In other respects, however, the earlier species appears to be more derived than the younger. de Muizon et al. (2002) have regarded the absence of fossae for the premaxillary sacs on the premaxillae anterior to the nares and the inferred lack (or extreme reduction) of the melon as derived conditions in O. peruvianus since such structures are present in all the other delphinoids. In O. leptodon , anterior to the nares, the premaxillae present distinct shallow oval fossae which are very probably homologous to the fossae for premaxillary sacs in the other odontocetes. Since the presence of premaxillary sacs is closely related to the presence of a melon ( Mead, 1975), it is probable that O. leptodon had a melon. This hypothesis is reinforced by the fact that the dorsal surface of the snout (between the nares and the apex) is much wider and larger in O. leptodon than in O. peruvianus in which there is just no space for a melon.
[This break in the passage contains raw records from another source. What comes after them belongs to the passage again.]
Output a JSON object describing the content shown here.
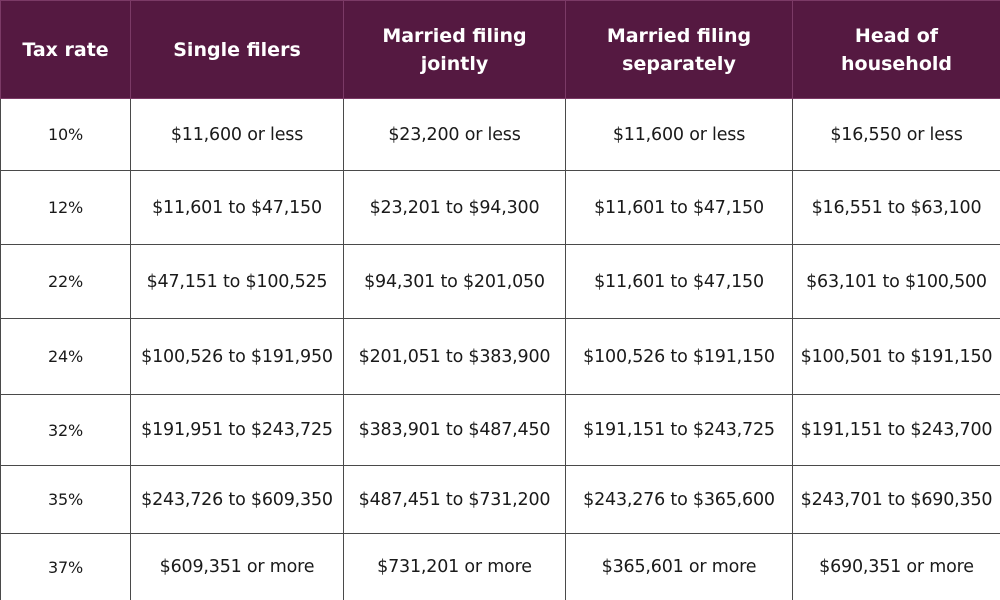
{
  "table": {
    "headers": [
      "Tax rate",
      "Single filers",
      "Married filing\njointly",
      "Married filing\nseparately",
      "Head of\nhousehold"
    ],
    "rows": [
      [
        "10%",
        "$11,600 or less",
        "$23,200 or less",
        "$11,600 or less",
        "$16,550 or less"
      ],
      [
        "12%",
        "$11,601 to $47,150",
        "$23,201 to $94,300",
        "$11,601 to $47,150",
        "$16,551 to $63,100"
      ],
      [
        "22%",
        "$47,151 to $100,525",
        "$94,301 to $201,050",
        "$11,601 to $47,150",
        "$63,101 to $100,500"
      ],
      [
        "24%",
        "$100,526 to $191,950",
        "$201,051 to $383,900",
        "$100,526 to $191,150",
        "$100,501 to $191,150"
      ],
      [
        "32%",
        "$191,951 to $243,725",
        "$383,901 to $487,450",
        "$191,151 to $243,725",
        "$191,151 to $243,700"
      ],
      [
        "35%",
        "$243,726 to $609,350",
        "$487,451 to $731,200",
        "$243,276 to $365,600",
        "$243,701 to $690,350"
      ],
      [
        "37%",
        "$609,351 or more",
        "$731,201 or more",
        "$365,601 or more",
        "$690,351 or more"
      ]
    ]
  },
  "colors": {
    "header_background": "#551941",
    "header_text": "#ffffff",
    "grid_lines": "#4a4a4a"
  }
}
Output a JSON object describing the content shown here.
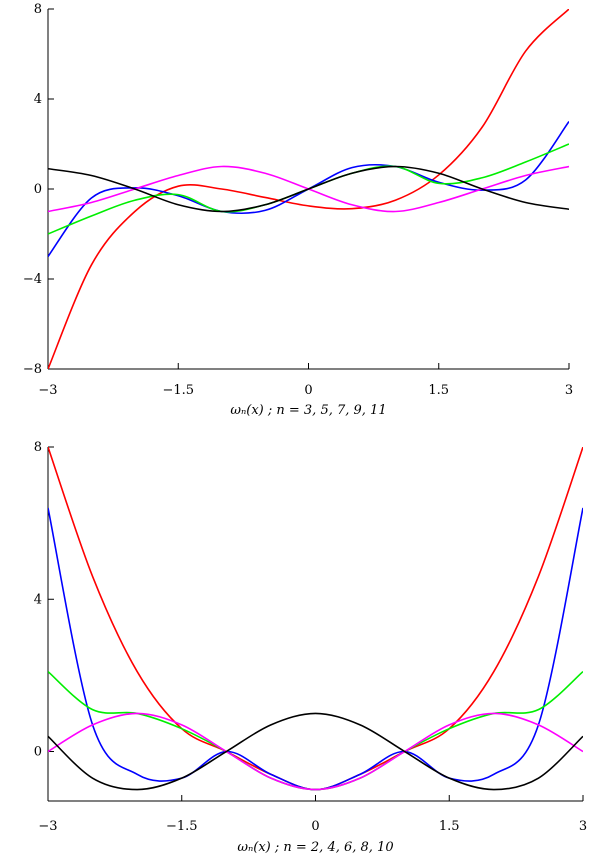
{
  "chart_data": [
    {
      "type": "line",
      "caption": "ωₙ(x) ;  n = 3, 5, 7, 9, 11",
      "xlim": [
        -3,
        3
      ],
      "ylim": [
        -8,
        8
      ],
      "xticks": [
        -3,
        -1.5,
        0,
        1.5,
        3
      ],
      "xtick_labels": [
        "−3",
        "−1.5",
        "0",
        "1.5",
        "3"
      ],
      "yticks": [
        8,
        4,
        0,
        -4,
        -8
      ],
      "ytick_labels": [
        "8",
        "4",
        "0",
        "−4",
        "−8"
      ],
      "x": [
        -3,
        -2.5,
        -2,
        -1.5,
        -1,
        -0.5,
        0,
        0.5,
        1,
        1.5,
        2,
        2.5,
        3
      ],
      "series": [
        {
          "color": "#ff0000",
          "values": [
            -8,
            -3.375,
            -1,
            0.125,
            0,
            -0.375,
            -0.75,
            -0.875,
            -0.5,
            0.625,
            2.75,
            6.125,
            8
          ]
        },
        {
          "color": "#0000ff",
          "values": [
            -3,
            -0.4,
            0.05,
            -0.3,
            -1,
            -0.95,
            0,
            0.95,
            1,
            0.3,
            -0.05,
            0.4,
            3
          ]
        },
        {
          "color": "#00ee00",
          "values": [
            -2,
            -1.2,
            -0.5,
            -0.25,
            -1,
            -0.7,
            0,
            0.7,
            1,
            0.25,
            0.5,
            1.2,
            2
          ]
        },
        {
          "color": "#ff00ff",
          "values": [
            -1,
            -0.6,
            0,
            0.6,
            1,
            0.7,
            0,
            -0.7,
            -1,
            -0.6,
            0,
            0.6,
            1
          ]
        },
        {
          "color": "#000000",
          "values": [
            0.9,
            0.6,
            0,
            -0.7,
            -1,
            -0.7,
            0,
            0.7,
            1,
            0.7,
            0,
            -0.6,
            -0.9
          ]
        }
      ]
    },
    {
      "type": "line",
      "caption": "ωₙ(x) ;  n = 2, 4, 6, 8, 10",
      "xlim": [
        -3,
        3
      ],
      "ylim": [
        -1.3,
        8
      ],
      "xticks": [
        -3,
        -1.5,
        0,
        1.5,
        3
      ],
      "xtick_labels": [
        "−3",
        "−1.5",
        "0",
        "1.5",
        "3"
      ],
      "yticks": [
        8,
        4,
        0
      ],
      "ytick_labels": [
        "8",
        "4",
        "0"
      ],
      "x": [
        -3,
        -2.5,
        -2,
        -1.5,
        -1,
        -0.5,
        0,
        0.5,
        1,
        1.5,
        2,
        2.5,
        3
      ],
      "series": [
        {
          "color": "#ff0000",
          "values": [
            8,
            4.6,
            2.1,
            0.6,
            0,
            -0.6,
            -1,
            -0.6,
            0,
            0.6,
            2.1,
            4.6,
            8
          ]
        },
        {
          "color": "#0000ff",
          "values": [
            6.4,
            0.7,
            -0.6,
            -0.7,
            0,
            -0.6,
            -1,
            -0.6,
            0,
            -0.7,
            -0.6,
            0.7,
            6.4
          ]
        },
        {
          "color": "#00ee00",
          "values": [
            2.1,
            1.1,
            1,
            0.6,
            0,
            -0.7,
            -1,
            -0.7,
            0,
            0.6,
            1,
            1.1,
            2.1
          ]
        },
        {
          "color": "#ff00ff",
          "values": [
            0,
            0.7,
            1,
            0.7,
            0,
            -0.7,
            -1,
            -0.7,
            0,
            0.7,
            1,
            0.7,
            0
          ]
        },
        {
          "color": "#000000",
          "values": [
            0.4,
            -0.7,
            -1,
            -0.7,
            0,
            0.7,
            1,
            0.7,
            0,
            -0.7,
            -1,
            -0.7,
            0.4
          ]
        }
      ]
    }
  ]
}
Therefore, O. leptodon , which probably still retained a melon and premaxillary sacs, is more primitive than O. peruvianus , which had no melon or premaxillary sacs or only vestigial ones.

Furthermore, the deeply notched anterodorsal border of the orbit is a very specialized feature allowing good dorsal binocular vision, which probably compensated for the lack of echolocation ability (a consequence of the probable absence of a melon). In O. leptodon , the anterodorsal border of the orbit is slightly concave and is regarded as less derived than in O. peruvianus . Therefore, because of the probable presence of a melon and premaxillary sacs and because of the morphology of the anterodorsal edge of the orbit, O. leptodon is more primitive than O. peruvianus for this character. An ancestor–descendant relationship seems ruled out and the two species must be viewed as sister taxa.